Signatures of recurrent selection
We filtered the total VCF with annotations by SNPeff and retained only
non-synonymous (replacement) or synonymous (silent) SNPs. We then
compared these polymorphisms to the differences identified to D.
falleni and D. phalerata to polarize changes to specific
branches. Specifically, we sought to determine sites which are
polymorphic in our D. innubila populations or are substitutions
which fixed along the D. innubila branch of the phylogeny. We
used the counts of fixed and polymorphic silent and replacement sites
per gene to estimate McDonald-Kreitman-based statistics, specifically
direction of selection (DoS) (McDonald and Kreitman 1991;
Smith and Eyre-Walker 2002; Stoletzki and Eyre-Walker
2011). We also used these values in SnIPRE (Eilertson et
al. 2012), which reframes McDonald-Kreitman based statistics as a
linear model, taking into account the total number of non-synonymous and
synonymous mutations occurring in user defined categories to predict the
expected number of these substitutions and calculate a selection effect
relative to the observed and expected number of mutations
(Eilertson et al. 2012). We calculated the SnIPRE
selection effect for each gene using the total number of mutations on
the chromosome of the focal gene. Using FlyBase gene ontologies
(Gramates et al. 2017), we sorted each gene into a
category of immune gene or classed it as a background gene, allowing a
gene to be classed in multiple immune categories. We fit a GLM to
identify functional categories with excessively high estimates of
adaptation, considering multiple covariates:
\begin{equation}
Statistic\ \sim\ Population+Gene\ group+\left(Gene\ group*Population\right)+Chromosome+Chromosome:Position\nonumber \\
\end{equation}We then calculated the difference in each statistic between our focal
immune genes and a randomly sampled nearby (within 100kbp) background
gene, finding the average of these differences for each immune category
over 10000 replicates, based on (Chapman et al. 2019).

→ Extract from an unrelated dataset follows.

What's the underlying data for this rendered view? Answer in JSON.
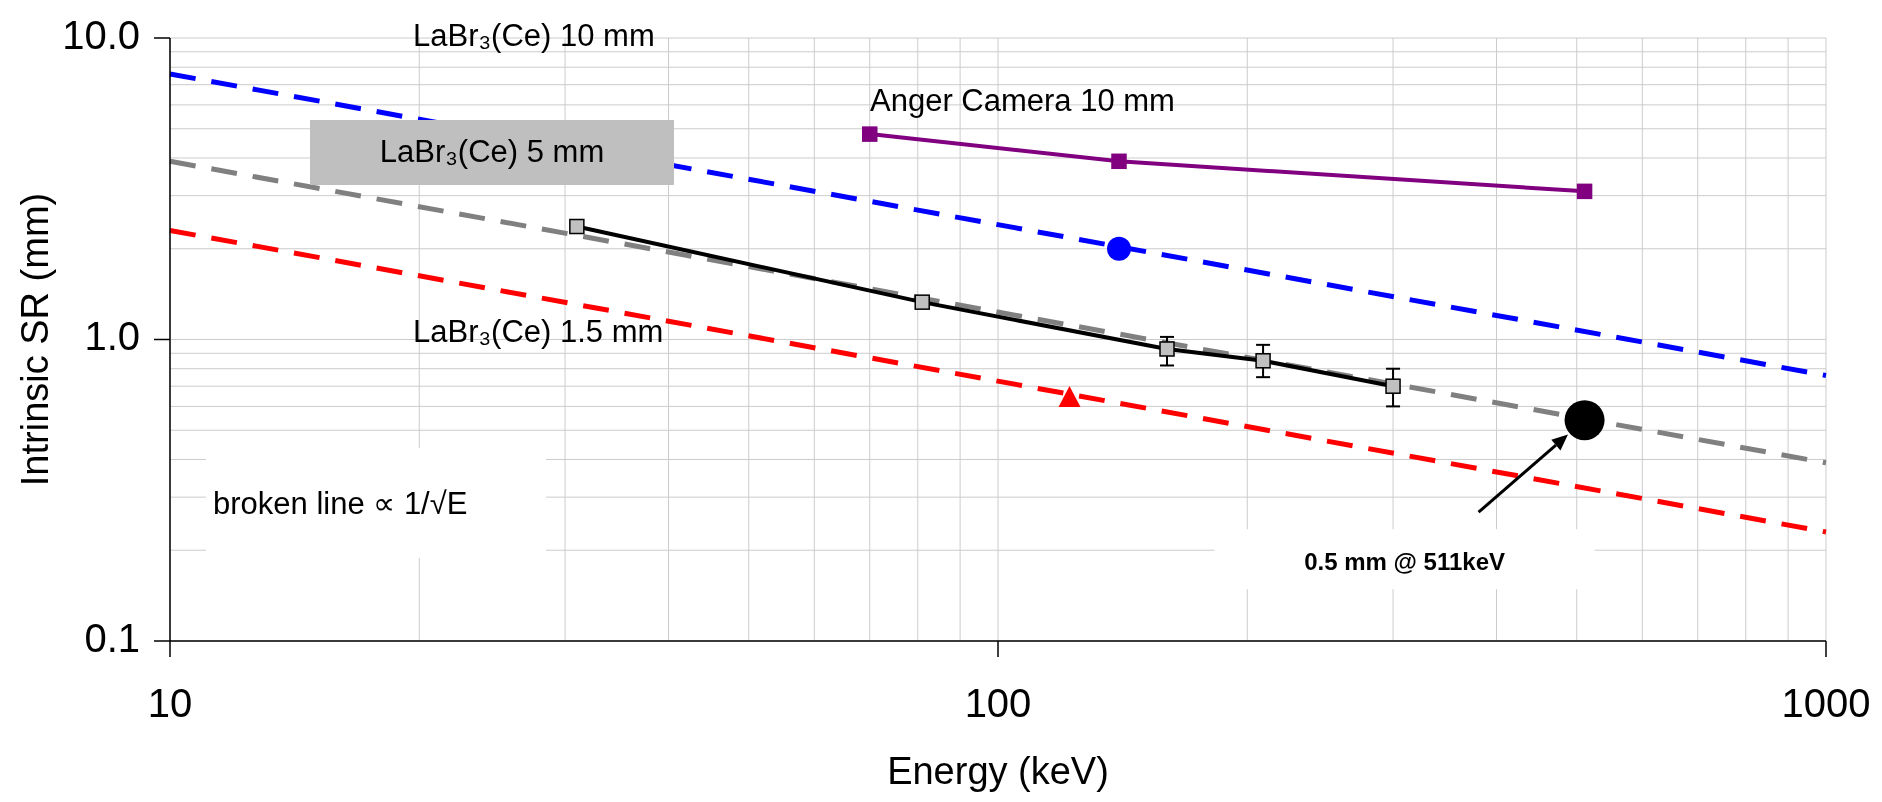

To confirm these results, we also used AsymptoticMK (Haller and
Messer 2017) to calculate asymptotic α for each gene category. We
generated the non-synonymous and synonymous site frequency spectrum for
each gene category, which we then used in AsymptoticMK to calculate
asymptotic α and a 95% confidence interval. We then used a permutation
test to assess if functional categories of interest showed a significant
difference in asymptotic α from the rest of categories.